= Ken Graveney =

English cricketer

John Kenneth Richard "Ken" Graveney (16 December 1924 – 25 October 2015) was an English first-class cricketer from Hexham, Northumberland, who played for and captained Gloucestershire.

Graveney was a lower order left-handed batsman and a right-arm fast-medium bowler of outswingers. He played in a few matches for Gloucestershire in both 1947 and 1948, and then regularly in 1949, when he took 59 wickets, including all ten wickets in an innings, for 66 runs, against Derbyshire at Chesterfield, the second-best innings analysis in the county's history. He played less in 1950 and 1951, however, because of fitness problems with a slipped disc, and this back trouble forced him to retire from first-class cricket after the 1951 season.

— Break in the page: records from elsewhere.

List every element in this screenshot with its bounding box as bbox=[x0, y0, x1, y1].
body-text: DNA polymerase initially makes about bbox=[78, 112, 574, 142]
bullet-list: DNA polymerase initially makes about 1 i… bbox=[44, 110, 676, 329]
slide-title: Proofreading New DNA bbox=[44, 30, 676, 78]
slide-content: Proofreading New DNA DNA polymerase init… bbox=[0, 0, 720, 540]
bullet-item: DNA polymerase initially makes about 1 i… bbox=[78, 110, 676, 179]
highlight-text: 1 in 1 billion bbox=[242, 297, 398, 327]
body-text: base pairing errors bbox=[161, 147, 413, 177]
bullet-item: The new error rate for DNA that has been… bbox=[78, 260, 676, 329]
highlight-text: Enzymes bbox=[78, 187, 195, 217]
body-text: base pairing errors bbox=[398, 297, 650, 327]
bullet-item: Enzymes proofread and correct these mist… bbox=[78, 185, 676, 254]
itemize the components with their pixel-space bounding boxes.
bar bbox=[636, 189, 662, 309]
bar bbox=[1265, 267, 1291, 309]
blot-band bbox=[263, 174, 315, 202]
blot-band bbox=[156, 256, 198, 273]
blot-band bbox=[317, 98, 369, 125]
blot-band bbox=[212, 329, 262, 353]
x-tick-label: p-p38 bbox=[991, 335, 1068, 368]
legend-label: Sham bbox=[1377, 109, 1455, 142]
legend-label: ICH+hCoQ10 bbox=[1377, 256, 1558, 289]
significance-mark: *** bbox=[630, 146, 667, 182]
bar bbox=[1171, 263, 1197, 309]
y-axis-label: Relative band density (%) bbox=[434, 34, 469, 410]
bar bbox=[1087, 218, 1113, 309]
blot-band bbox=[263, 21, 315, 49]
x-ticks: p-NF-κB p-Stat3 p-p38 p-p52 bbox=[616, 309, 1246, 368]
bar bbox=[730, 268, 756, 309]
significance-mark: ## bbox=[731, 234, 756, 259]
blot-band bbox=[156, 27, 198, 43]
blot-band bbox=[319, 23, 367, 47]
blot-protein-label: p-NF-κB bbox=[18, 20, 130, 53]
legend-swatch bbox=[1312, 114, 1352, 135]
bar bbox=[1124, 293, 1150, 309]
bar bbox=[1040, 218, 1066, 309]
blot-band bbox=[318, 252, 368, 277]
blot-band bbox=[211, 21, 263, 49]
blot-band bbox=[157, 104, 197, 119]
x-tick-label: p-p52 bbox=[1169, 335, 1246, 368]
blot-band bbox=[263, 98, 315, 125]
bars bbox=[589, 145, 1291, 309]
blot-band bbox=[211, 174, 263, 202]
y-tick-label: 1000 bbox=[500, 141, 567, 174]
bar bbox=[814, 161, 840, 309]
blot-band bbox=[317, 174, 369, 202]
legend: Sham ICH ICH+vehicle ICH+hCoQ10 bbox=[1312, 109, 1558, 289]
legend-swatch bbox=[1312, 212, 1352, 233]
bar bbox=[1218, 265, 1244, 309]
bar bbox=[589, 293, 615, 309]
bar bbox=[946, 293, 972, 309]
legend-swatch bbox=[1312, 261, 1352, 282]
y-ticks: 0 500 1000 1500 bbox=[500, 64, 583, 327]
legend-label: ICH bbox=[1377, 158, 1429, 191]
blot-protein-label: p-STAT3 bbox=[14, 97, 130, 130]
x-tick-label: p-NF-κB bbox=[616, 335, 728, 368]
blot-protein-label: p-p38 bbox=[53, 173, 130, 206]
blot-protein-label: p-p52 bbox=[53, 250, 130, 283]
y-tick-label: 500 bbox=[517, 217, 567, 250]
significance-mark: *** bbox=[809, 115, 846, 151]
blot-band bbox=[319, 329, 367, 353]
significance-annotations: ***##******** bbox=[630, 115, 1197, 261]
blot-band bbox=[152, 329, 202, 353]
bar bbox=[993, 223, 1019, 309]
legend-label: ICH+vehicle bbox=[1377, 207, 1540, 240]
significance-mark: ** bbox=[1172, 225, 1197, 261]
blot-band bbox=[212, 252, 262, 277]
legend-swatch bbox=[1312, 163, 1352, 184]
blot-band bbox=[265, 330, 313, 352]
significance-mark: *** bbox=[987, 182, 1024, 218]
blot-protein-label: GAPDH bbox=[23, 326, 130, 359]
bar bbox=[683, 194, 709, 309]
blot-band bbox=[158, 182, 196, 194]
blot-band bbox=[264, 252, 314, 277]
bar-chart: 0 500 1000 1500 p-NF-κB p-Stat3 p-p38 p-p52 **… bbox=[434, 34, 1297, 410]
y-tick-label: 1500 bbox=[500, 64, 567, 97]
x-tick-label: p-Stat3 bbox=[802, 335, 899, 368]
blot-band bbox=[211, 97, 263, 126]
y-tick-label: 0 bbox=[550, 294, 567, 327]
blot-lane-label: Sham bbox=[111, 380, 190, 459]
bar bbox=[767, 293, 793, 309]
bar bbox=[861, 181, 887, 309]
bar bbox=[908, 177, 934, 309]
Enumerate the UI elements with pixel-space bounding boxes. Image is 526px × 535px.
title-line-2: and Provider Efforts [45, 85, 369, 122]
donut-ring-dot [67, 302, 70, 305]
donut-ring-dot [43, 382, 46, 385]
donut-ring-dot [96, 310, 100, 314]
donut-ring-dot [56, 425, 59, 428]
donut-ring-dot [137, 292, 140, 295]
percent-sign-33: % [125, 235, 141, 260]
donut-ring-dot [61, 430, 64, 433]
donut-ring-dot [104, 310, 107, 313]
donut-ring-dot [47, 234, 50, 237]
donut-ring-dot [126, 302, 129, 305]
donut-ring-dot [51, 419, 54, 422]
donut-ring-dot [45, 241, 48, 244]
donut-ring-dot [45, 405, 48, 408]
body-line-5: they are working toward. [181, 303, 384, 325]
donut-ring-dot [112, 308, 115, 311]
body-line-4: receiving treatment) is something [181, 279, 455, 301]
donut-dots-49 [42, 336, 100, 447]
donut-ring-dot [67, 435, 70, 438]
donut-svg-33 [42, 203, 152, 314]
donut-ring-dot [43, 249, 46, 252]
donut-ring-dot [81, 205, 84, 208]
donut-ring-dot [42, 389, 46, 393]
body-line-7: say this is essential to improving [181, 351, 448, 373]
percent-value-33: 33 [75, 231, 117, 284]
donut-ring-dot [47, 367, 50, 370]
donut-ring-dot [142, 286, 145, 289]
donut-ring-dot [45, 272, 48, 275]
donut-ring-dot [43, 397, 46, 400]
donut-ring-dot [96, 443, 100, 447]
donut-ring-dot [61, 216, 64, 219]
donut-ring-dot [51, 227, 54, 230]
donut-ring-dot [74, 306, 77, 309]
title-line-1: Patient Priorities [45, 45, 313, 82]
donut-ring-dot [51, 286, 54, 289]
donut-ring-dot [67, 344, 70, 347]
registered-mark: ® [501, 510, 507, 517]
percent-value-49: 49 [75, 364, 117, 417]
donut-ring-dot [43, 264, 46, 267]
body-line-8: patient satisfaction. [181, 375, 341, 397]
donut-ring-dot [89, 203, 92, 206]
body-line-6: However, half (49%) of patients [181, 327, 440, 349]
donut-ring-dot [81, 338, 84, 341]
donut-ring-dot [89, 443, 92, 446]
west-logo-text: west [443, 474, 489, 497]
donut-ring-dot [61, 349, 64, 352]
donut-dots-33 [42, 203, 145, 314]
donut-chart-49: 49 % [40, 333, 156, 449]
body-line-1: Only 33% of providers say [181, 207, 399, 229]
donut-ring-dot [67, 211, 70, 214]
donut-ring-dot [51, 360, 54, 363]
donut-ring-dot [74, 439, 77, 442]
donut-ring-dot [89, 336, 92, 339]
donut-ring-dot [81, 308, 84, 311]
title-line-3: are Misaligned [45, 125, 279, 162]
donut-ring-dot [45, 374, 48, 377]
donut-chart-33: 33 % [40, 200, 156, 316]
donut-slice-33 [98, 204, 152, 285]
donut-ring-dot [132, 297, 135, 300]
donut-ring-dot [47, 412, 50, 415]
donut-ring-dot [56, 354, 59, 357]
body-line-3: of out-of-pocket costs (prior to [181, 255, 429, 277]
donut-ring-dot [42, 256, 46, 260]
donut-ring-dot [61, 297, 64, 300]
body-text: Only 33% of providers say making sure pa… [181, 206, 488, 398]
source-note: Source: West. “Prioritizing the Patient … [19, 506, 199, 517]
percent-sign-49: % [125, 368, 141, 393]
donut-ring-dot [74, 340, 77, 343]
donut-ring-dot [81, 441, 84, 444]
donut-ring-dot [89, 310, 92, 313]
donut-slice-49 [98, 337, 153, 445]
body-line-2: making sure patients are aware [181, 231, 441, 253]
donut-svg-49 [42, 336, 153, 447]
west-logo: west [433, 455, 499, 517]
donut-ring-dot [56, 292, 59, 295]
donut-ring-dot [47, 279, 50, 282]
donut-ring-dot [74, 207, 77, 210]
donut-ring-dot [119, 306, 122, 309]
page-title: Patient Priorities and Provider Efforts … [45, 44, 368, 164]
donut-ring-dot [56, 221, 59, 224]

In 1962, he reappeared in a few second eleven matches and, on the resignation as county captain of Tom Pugh at the end of that season Graveney was appointed to lead the county side in 1963 and 1964. With a talented side of bowling all-rounders, including the England players David Smith, John Mortimore and David Allen, Graveney bowled very little and at a very gentle medium pace and batted low down the order. The side finished eighth in 1963, but he retired as captain after a notably unsuccessful season in 1964 when Gloucestershire finished at the bottom of the County Championship.

In retirement, Graveney was active in committee work at Gloucestershire, serving as Chairman of the General Committee.

His brother Tom and his son David both had long cricket careers with Gloucestershire, and both captained the county.

On 25 October 2015, he died at his home in Tyler, Texas, aged 90. His brother Tom died nine days later, on 3 November.